Following the release of Appro’s commitment to Renault’s Formula1 team, Red Bull Racing has released details on its own HPC infrastructure. The Red Bull Formula1 race team, a major competitor of Renault, is running a 1,024 core IBM cluster with AMD silicon in order to perform their CFD modeling. Red Bull and their sister team, Scuderia Toro Rosso F1, found that with larger core counts and more users, the black art of batch scheduling came into play.
The problem emerged when the guys would set a big job to run overnight,” [Steve Nevey, business development director of Red Bull Technology] said. “Being able to run bigger jobs faster meant they would have to hang around to kick off another job. We needed to automate this with software to handle the scheduling of CFD jobs.”
Red Bull pulled in the help of Platform Computing and their Load Sharing Facility batch software to assist with the system management. As a result, they’ve been able to significantly improve the utilization of the machine.
We’ve been able to optimise the AMD/IBM cluster implemented last year to run CFD jobs by 20 per cent,” he said.
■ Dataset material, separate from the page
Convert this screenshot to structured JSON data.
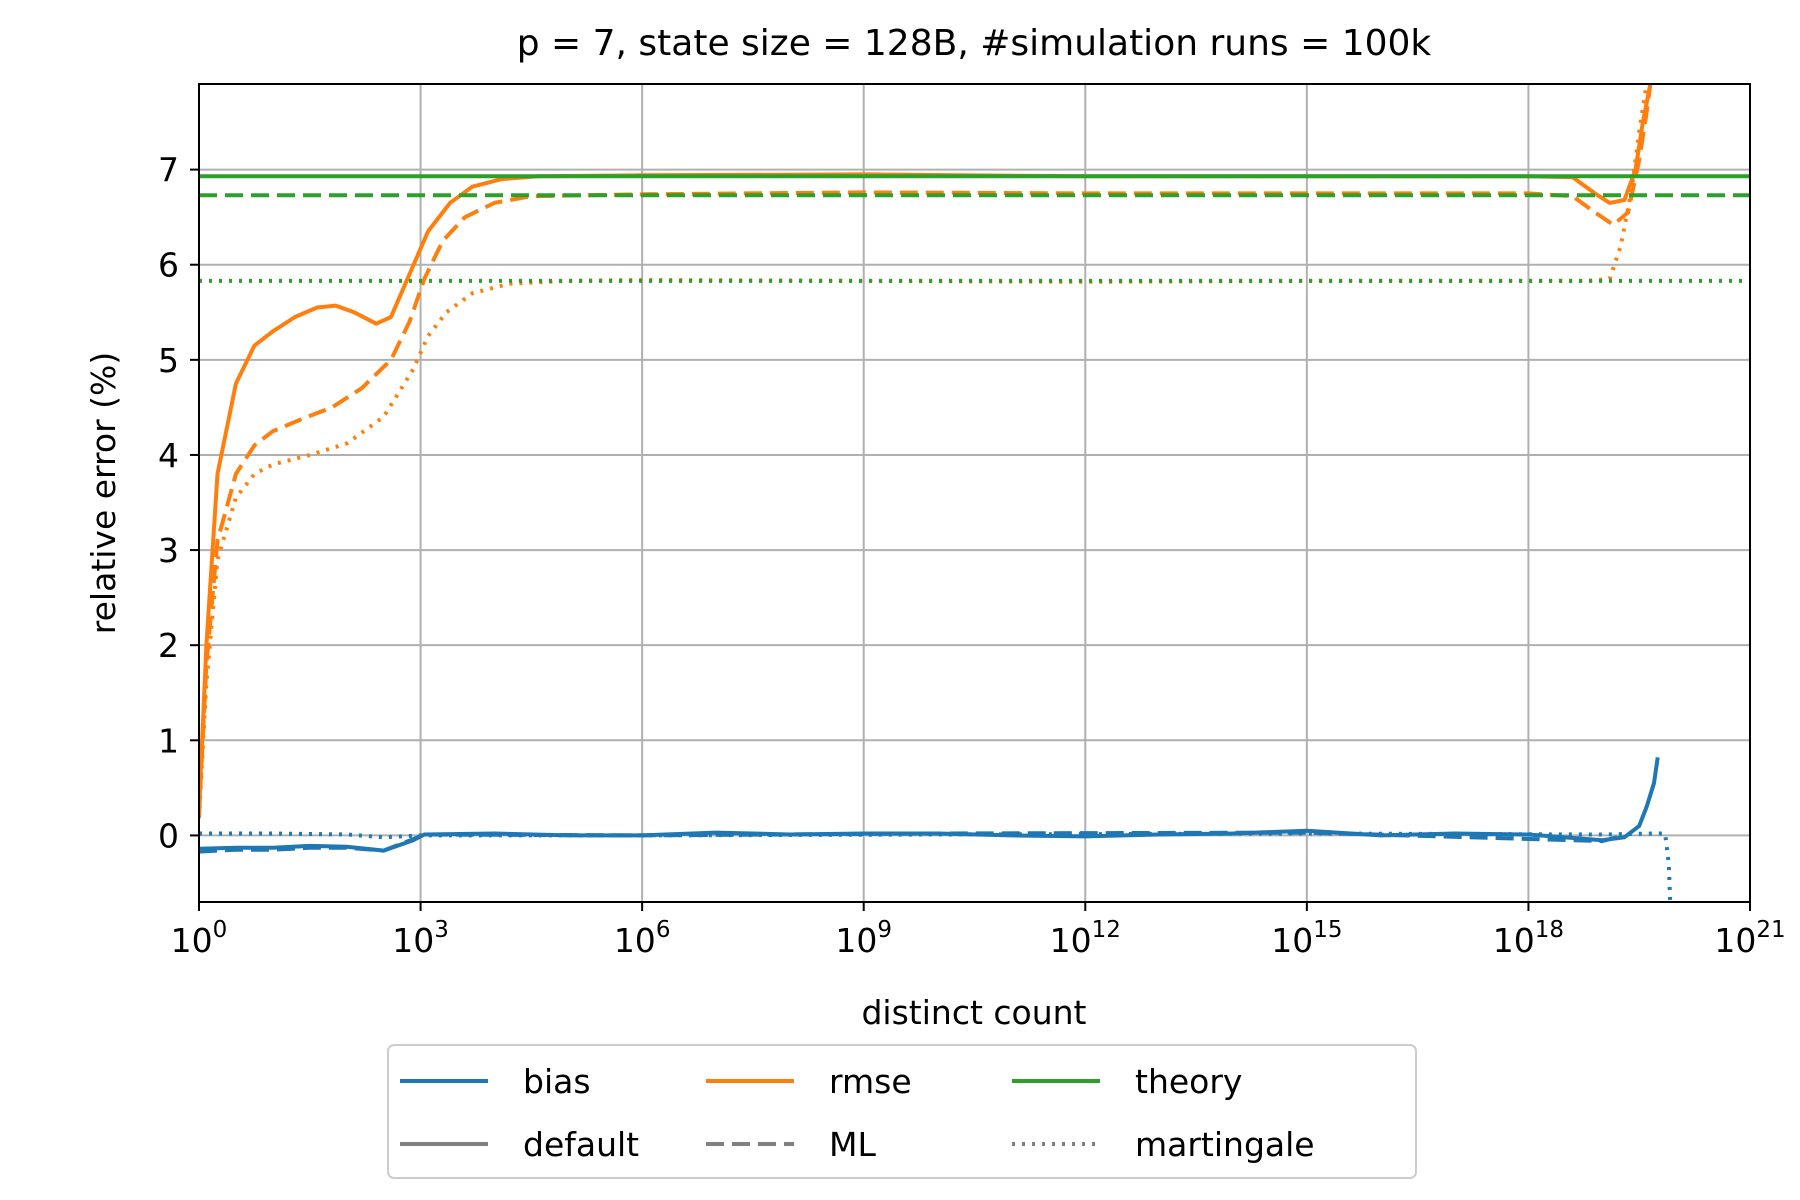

Nevey also mentioned that with a better handle on machine utilization, the Red Bull team plans on adding more structural and vehicle dynamics modelling to their list of workloads.
Read the full post here.
As an avid Formula1 race fan, I try to keep track of the current state of R&D amongst the teams. So far, there are several teams that have publicly announced the use of large-scale HPC environments specifically for their Formula 1 pursuits. Ferrari bought a large chunk of Rackable compute, Renault runs Appro, Honda runs SGI and Red Bull/Scuderia runs IBM.